His other role models are right here at Radford.
“Dr. Cataldi, he’s really, really good at what he does,” Crowe said. “And he’s really good at a lot of different things, and that pushes me to want to be really good at a lot of different things.”
Although only halfway through his four years of undergraduate study, Crowe is already focused on his future. He wants to go to graduate school to study either percussion or piano, an ongoing debate, he said.
Beyond that, he foresees himself wearing many different hats, just as his music professors at Radford University do. He aspires to be a music professor, to join an orchestra, to continually write and compose original music and to entertain.

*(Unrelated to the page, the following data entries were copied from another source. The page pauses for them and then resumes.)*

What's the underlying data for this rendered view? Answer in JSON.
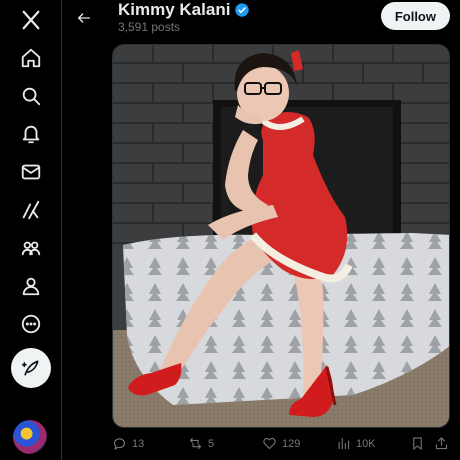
{
  "header": {
    "name": "Kimmy Kalani",
    "post_count": "3,591 posts",
    "follow_label": "Follow"
  },
  "nav": [
    {
      "name": "x-logo-icon"
    },
    {
      "name": "home-icon"
    },
    {
      "name": "search-icon"
    },
    {
      "name": "notifications-icon"
    },
    {
      "name": "messages-icon"
    },
    {
      "name": "grok-icon"
    },
    {
      "name": "communities-icon"
    },
    {
      "name": "profile-icon"
    },
    {
      "name": "more-icon"
    }
  ],
  "actions": {
    "replies": "13",
    "reposts": "5",
    "likes": "129",
    "views": "10K"
  },
  "colors": {
    "background": "#000000",
    "text": "#e7e9ea",
    "muted": "#71767b",
    "verified": "#1d9bf0",
    "dress": "#d42a2a"
  }
}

He credits his Radford University education and the many professors who have constantly pushed and encouraged him for his larger-than-life dreams. The experience and the people have also helped shaped him into the man and the musician he is today.
“I’ve grown more here than I would have anywhere else,” he said. “I’ve learned more. I’ve improved more as a person, as a musician and as a student. I am just so thankful for all the opportunities Radford University has given me.”